A senior councillor called for people to unite in opposition to prejudice that has a “devastating” impact on communities following the death of George Floyd in the USA.

Cllr Mark Blake, Haringey’s cabinet member for communities and equalities, said the death of Mr Floyd was a “stark reminder that racism and injustice are still too prominent a feature in our world”.

Cllr Blake warned there had been an increase in racism and hate crime in the UK, while the coronavirus was having a disproportionate effect on BAME communities.

He added that Haringey stood in “peaceful solidarity” with the demonstrators and called for everyone to learn from what is happening in the US.

The death of George Floyd in Minneapolis on May 25 sparked a wave of demonstrations across the US and around the world.

Former police officer Derek Chauvin – who was filmed kneeling on Mr Floyd’s neck for nearly nine minutes – was subsequently charged with second-degree murder, while three other former officers were charged with aiding and abetting second-degree murder.

All four officers were fired by Minneapolis Police the day after the incident.

Demonstrations in recent weeks have seen many people rally in support of Black Lives Matter – a human rights movement that campaigns against violence and systemic racism towards black people.

Cllr Blake (Labour, Woodside) said: “The horrific death of George Floyd is a stark reminder that racism and injustice are still too prominent a feature in our world.
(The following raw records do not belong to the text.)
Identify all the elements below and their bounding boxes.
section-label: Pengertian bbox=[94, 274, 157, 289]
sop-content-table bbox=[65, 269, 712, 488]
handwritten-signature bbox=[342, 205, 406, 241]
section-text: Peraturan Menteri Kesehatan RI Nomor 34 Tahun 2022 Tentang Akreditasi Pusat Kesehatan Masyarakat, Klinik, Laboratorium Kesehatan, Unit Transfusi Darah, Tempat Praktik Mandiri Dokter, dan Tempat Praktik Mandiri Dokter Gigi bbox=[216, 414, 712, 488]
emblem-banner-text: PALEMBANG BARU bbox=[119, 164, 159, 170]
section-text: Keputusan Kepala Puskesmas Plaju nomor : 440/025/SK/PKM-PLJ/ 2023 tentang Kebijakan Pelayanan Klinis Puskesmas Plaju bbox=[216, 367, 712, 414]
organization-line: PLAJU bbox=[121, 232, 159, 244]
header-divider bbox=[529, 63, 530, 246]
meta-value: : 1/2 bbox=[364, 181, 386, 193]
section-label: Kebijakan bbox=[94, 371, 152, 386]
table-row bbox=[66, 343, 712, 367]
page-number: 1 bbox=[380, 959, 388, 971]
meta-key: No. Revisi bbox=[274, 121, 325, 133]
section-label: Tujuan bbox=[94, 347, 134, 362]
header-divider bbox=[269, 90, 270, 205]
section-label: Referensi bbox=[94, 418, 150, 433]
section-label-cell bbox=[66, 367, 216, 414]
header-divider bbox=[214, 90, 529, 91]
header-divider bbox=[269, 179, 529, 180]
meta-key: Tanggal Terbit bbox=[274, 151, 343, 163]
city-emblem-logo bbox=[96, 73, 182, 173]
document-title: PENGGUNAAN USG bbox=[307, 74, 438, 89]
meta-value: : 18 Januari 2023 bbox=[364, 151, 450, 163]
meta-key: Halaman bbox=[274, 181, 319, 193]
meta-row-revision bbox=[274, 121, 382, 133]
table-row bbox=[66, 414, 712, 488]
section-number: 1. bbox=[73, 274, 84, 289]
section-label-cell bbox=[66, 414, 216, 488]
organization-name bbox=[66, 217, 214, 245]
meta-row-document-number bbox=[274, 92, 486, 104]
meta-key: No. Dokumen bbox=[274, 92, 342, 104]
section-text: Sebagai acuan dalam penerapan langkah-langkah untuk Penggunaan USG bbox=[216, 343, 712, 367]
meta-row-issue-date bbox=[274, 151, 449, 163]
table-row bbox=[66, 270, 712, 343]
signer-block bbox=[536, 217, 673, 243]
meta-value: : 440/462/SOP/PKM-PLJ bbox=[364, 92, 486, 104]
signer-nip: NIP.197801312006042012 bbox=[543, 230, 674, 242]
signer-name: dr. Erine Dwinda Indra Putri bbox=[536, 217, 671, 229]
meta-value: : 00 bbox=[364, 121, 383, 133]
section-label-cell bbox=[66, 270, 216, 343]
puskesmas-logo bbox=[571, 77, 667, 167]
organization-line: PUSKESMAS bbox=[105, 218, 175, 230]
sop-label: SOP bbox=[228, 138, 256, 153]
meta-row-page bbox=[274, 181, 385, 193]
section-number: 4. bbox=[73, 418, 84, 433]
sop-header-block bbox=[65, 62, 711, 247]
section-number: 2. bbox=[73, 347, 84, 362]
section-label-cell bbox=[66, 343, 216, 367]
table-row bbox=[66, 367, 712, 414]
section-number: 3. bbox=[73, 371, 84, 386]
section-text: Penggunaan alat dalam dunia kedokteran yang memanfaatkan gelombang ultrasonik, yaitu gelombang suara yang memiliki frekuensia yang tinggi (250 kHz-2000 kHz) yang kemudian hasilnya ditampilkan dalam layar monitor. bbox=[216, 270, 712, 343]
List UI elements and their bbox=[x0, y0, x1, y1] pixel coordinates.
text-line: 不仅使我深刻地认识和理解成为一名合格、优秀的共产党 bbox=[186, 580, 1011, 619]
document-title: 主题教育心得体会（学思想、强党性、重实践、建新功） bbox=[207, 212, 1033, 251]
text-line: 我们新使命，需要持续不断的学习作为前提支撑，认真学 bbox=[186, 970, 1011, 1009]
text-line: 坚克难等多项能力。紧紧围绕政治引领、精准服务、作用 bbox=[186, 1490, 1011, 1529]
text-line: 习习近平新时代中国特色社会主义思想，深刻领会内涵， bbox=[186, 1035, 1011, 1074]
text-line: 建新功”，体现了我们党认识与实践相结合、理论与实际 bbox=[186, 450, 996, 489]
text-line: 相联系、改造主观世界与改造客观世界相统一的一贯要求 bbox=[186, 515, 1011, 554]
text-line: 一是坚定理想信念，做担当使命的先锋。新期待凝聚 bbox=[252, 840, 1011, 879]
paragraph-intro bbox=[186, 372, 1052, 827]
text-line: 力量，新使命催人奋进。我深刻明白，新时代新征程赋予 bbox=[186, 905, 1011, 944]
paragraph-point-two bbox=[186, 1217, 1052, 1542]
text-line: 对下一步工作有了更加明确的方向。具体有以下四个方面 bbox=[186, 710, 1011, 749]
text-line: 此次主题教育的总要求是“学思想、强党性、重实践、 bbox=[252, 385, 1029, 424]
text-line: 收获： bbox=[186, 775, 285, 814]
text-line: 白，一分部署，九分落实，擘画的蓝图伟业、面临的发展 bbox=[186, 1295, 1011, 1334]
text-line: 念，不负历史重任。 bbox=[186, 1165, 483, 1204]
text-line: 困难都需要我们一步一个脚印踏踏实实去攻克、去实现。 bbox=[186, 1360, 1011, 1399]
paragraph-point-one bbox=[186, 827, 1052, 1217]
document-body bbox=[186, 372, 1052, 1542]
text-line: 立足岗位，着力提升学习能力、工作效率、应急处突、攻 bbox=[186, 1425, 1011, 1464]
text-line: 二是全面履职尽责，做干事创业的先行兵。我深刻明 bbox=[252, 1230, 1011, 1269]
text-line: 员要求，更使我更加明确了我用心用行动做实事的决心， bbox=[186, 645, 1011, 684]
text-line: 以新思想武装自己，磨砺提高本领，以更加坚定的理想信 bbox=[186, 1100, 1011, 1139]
Many of us knew this already – but it is playing out now on TV and social media across the globe. We know the USA’s long history with regard to its treatment of African Americans, but we have seen an increase in racism in our own country too, and a rise in hate crime. The Windrush scandal is our nation’s own shame.

“Now, yet again, we need to unite in our opposition and abhorrence of the prejudice that has a devastating effect on our communities. Even now, we are seeing the disproportionate impact that the coronavirus pandemic is having on BAME communities.

“Policing in a democratic society is a central issue that this case has raised, and it is clear that over a near-decade of peaceful protest, the response from institutions in the USA has been woeful.

“The UK has its own challenges, as we in Haringey know only too well. Across the country, it is imperative that our politicians and institutions take these challenges seriously, engage with communities with good faith and respond with real conviction. We are committed to that in our borough.

“We hope for a non-violent conclusion to the protests in the USA, that can result in justice not just for George and his family but for African Americans. As for the UK, and our borough, we feel the pain intensely, and we stand in peaceful solidarity. We must all learn from what is happening in the USA.”